After a very long day spent exploring and shooting thousands of images at Gray’s Harbor in Western WA, I was tired and still had to drive home.
But as I drove around the corner, I saw the sun flickering through the trees. The smoke from distant forest fires had infused the light into a blaze of crimson. I had stopped at this location earlier in the day, and there was not even one bird on the beach, but now the tide was about two hours past full.
I grabbed my camera and headed to the boardwalk. My fast walk turned into a jog, then a run as the sinking sun drew closer to the horizon.
I could hear them before I got to the beach: sandpipers. Gray’s Harbor is a major stopover point for migrating shorebirds on the West Coast. The large, protected bay with extensive mudflats provides abundant food for many species of birds heading south for the winter.

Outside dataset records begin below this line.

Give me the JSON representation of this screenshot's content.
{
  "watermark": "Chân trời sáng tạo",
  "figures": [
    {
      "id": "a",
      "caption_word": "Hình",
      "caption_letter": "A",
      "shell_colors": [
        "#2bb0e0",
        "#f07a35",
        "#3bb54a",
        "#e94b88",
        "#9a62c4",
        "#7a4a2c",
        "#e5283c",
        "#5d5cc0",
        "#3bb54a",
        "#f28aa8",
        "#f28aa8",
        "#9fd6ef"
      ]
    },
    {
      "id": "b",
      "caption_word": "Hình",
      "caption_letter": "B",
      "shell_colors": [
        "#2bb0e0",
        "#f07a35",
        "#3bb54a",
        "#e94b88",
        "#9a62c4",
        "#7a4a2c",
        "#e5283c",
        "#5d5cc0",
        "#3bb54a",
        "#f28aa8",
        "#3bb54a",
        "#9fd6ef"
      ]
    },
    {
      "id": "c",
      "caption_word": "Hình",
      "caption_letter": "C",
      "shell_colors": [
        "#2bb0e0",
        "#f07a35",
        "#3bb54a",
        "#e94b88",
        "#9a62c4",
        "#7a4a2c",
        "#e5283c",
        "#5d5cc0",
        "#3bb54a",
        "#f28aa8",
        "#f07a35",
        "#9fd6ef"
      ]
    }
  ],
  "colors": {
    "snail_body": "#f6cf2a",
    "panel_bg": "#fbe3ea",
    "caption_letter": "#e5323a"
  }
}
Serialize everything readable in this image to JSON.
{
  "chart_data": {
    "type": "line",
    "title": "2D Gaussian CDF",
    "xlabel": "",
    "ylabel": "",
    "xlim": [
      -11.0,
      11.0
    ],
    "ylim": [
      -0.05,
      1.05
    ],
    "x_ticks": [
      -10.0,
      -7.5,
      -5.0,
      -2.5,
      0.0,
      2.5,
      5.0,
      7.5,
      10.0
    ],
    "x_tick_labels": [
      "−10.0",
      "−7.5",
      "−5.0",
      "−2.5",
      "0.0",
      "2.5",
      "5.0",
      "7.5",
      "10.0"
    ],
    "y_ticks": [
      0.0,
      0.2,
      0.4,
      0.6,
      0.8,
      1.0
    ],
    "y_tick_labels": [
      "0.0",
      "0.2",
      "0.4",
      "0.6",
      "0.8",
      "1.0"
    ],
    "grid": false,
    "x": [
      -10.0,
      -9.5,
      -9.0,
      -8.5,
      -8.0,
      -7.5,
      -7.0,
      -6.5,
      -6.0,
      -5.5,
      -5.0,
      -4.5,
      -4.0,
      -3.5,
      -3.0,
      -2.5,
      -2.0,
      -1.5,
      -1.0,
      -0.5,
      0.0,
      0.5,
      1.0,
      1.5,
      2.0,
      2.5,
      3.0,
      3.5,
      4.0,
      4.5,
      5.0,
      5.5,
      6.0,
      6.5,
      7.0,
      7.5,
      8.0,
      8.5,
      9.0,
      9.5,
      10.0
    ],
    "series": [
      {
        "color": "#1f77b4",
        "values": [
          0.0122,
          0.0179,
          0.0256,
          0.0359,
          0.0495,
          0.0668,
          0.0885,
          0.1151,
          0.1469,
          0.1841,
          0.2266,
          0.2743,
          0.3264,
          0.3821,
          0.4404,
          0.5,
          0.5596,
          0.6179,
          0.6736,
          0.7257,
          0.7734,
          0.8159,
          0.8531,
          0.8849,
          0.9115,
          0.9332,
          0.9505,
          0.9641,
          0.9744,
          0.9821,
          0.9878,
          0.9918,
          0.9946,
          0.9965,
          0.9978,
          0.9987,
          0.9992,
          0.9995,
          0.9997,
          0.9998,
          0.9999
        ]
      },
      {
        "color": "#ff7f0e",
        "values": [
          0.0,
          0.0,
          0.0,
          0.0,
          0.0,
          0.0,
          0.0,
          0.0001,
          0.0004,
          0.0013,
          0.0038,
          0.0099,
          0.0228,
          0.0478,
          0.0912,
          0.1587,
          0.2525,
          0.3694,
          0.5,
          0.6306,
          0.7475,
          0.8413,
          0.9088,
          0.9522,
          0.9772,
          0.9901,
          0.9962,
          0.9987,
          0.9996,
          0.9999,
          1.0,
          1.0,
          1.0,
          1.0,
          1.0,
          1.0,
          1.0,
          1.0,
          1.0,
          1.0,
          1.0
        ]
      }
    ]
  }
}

I was sweating heavily as I got to the beach. The horizon had just grabbed the bottom of the sun, and a wide orange laser beam of light shot directly toward me. Thousands of small sandpipers were foraging for invertebrates exposed by the retreating tide.
There was no time. I dropped prone into the sand, arms outstretched, holding my camera. Flicking the dials, I cursed the compromises I had to make between light and shutter speed. Then the moment came: a small flock of Least Sandpipers (Calidris minutilla) flew toward the beam of light, and I filled the buffer of my camera.